All I can think about is getting them out of here. Both of them. Safe. The thought pounds through me with each heartbeat:get them out, get them out, get them out.
These two men who’ve survived so much already, who’ve clawed their way back from hell—they can’t die here. I won’t let them.
It feels like the room is closing in on me, the walls shrinking with each passing second. The heat from the fireplace is now stifling, sweat beading at my temples, at the nape of my neck, and trickling down between my shoulder blades.
I can smell the acrid tang of my own fear sweat. Time stretches and contracts, seconds feeling like hours as my mother’s finger tenses on the trigger.
Drew steps forward, hands raised in a placating gesture. “Mrs. Hayes,” he says carefully, “maybe I can help. I have connections with the State Attorney General. We could work something out.”
His voice sounds far away, like he’s speaking underwater. Everything has taken on a dreamlike quality, reality bending at the edges. Is this what shock feels like? The edges of my vision blur, darkness creeping in. I dig my fingernails into my palms, the sharp pain bringing me back to the present. I can’t check out now. I need to stay alert, stay ready.
My mother’s eyes flick to Drew, dismissive. The look she gives him—like he’s something she found stuck to the bottom of her designer shoe—makes my stomach clench. I’ve seen that look so many times growing up. It’s the look that precedes cruelty.
“Shut up, boy. This doesn’t concern you.” Her voice drips with contempt, each syllable a tiny blade.
“No,” Hector says firmly. “There will be no negotiation.” His voice is steel wrapped in velvet, smooth but unyielding. “You walk out with me, Patricia, and I might let Richard live.
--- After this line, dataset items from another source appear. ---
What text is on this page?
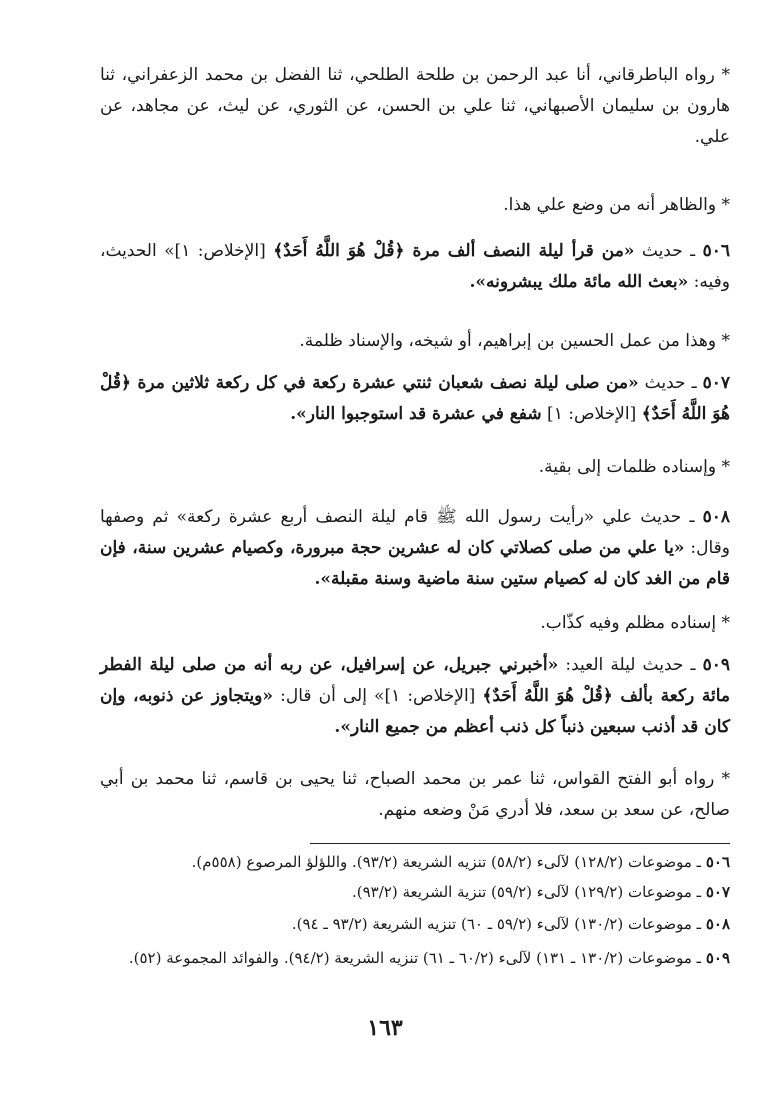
* رواه الباطرقاني، أنا عبد الرحمن بن طلحة الطلحي، ثنا الفضل بن محمد الزعفراني، ثنا هارون بن سليمان الأصبهاني، ثنا علي بن الحسن، عن الثوري، عن ليث، عن مجاهد، عن علي.

* والظاهر أنه من وضع علي هذا.

٥٠٦ ـ حديث «من قرأ ليلة النصف ألف مرة ﴿قُلْ هُوَ اللَّهُ أَحَدٌ﴾ [الإخلاص: ١]» الحديث، وفيه: «بعث الله مائة ملك يبشرونه».

* وهذا من عمل الحسين بن إبراهيم، أو شيخه، والإسناد ظلمة.

٥٠٧ ـ حديث «من صلى ليلة نصف شعبان ثنتي عشرة ركعة في كل ركعة ثلاثين مرة ﴿قُلْ هُوَ اللَّهُ أَحَدٌ﴾ [الإخلاص: ١] شفع في عشرة قد استوجبوا النار».

* وإسناده ظلمات إلى بقية.

٥٠٨ ـ حديث علي «رأيت رسول الله ﷺ قام ليلة النصف أربع عشرة ركعة» ثم وصفها وقال: «يا علي من صلى كصلاتي كان له عشرين حجة مبرورة، وكصيام عشرين سنة، فإن قام من الغد كان له كصيام ستين سنة ماضية وسنة مقبلة».

* إسناده مظلم وفيه كذّاب.

٥٠٩ ـ حديث ليلة العيد: «أخبرني جبريل، عن إسرافيل، عن ربه أنه من صلى ليلة الفطر مائة ركعة بألف ﴿قُلْ هُوَ اللَّهُ أَحَدٌ﴾ [الإخلاص: ١]» إلى أن قال: «ويتجاوز عن ذنوبه، وإن كان قد أذنب سبعين ذنباً كل ذنب أعظم من جميع النار».

* رواه أبو الفتح القواس، ثنا عمر بن محمد الصباح، ثنا يحيى بن قاسم، ثنا محمد بن أبي صالح، عن سعد بن سعد، فلا أدري مَنْ وضعه منهم.

٥٠٦ ـ موضوعات (١٢٨/٢) لآلىء (٥٨/٢) تنزيه الشريعة (٩٣/٢). واللؤلؤ المرصوع (٥٥٨م).

٥٠٧ ـ موضوعات (١٢٩/٢) لآلىء (٥٩/٢) تنزية الشريعة (٩٣/٢).

٥٠٨ ـ موضوعات (١٣٠/٢) لآلىء (٥٩/٢ ـ ٦٠) تنزيه الشريعة (٩٣/٢ ـ ٩٤).

٥٠٩ ـ موضوعات (١٣٠/٢ ـ ١٣١) لآلىء (٦٠/٢ ـ ٦١) تنزيه الشريعة (٩٤/٢). والفوائد المجموعة (٥٢).

١٦٣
For now. That’s the only concession I’m willing to make.”
Mother laughs, the sound brittle and sharp as breaking glass.
It’s a sound I haven’t heard often—her real laugh, not the carefully modulated social titter she uses at charity events. This laugh comes from somewhere dark and twisted, a place I never wanted to know existed inside her.
“Let Richard live? Hilarious of you to think I care what happens to him.” Her gaze shifts to my stepfather, contempt etched into every line of her face. The mask is completely gone now, revealing the stranger beneath. “Weak, pathetic Richard. Couldn’t see what was happening right under his nose for years.”
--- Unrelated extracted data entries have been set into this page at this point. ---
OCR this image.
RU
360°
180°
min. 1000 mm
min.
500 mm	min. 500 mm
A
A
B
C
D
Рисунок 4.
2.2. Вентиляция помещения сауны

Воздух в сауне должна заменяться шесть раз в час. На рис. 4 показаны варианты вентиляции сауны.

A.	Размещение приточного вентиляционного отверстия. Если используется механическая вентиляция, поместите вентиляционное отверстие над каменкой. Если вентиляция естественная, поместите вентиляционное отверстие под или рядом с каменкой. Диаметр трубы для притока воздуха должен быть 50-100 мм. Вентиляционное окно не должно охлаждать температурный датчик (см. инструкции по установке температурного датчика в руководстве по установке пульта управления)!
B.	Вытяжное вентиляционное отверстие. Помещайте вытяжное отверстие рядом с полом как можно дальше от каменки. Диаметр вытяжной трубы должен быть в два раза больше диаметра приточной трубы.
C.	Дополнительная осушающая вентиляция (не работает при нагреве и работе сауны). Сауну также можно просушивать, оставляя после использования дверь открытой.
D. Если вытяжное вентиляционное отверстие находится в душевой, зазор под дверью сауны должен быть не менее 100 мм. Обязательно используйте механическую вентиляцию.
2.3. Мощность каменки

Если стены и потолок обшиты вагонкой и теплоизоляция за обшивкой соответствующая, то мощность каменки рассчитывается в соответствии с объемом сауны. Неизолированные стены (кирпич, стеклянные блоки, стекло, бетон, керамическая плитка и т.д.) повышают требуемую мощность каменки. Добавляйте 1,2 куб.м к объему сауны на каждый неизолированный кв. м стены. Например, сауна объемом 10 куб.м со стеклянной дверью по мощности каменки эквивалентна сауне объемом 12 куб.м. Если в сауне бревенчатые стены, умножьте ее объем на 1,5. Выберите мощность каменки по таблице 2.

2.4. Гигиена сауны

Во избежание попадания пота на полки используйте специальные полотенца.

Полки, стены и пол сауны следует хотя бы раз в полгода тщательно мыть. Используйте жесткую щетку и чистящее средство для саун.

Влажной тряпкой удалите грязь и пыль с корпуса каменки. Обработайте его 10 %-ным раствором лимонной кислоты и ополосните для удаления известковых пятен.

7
Richard flinches, the words hitting him with each syllable. He looks smaller somehow, diminished, as if the truth of what my mother has done has physically shrunk him. His shoulders curve inward, his eyes hollow. For the first time, I feel something like pity for him. He’s as much a victim as any of us, in his way—blind, yes, but deliberately kept that way.
“Patricia,” he says, his voice barely above a whisper, “please. Don’t do this.”
It’s strange to hear him beg. Richard Hayes, titan of industry, reduced to pleading. His voice trembles, thick with grief and betrayal. I allow myself a reprieve, to see him not as the distant, cold stepfather I’ve known, but as a man whose entire world has just imploded. Who’s discovered that the last decade of his life was built on lies and manipulation, that the woman he thought he knew was a murderer who killed his first wife.
“Don’t do this?” she repeats, mockery dripping from each syllable. “It’s a bit late for that, wouldn’t you say? Years too late.”
She turns back to me, something shifting in her expression. The mask slips completely, revealing something I’ve never seenbefore—pure, undiluted hatred. This isn’t my mother anymore. This is a stranger wearing her face. The transformation is so complete, so terrifying, that I have to fight the urge to step back. To run. To hide.
I’m done running. Done hiding. Done being afraid.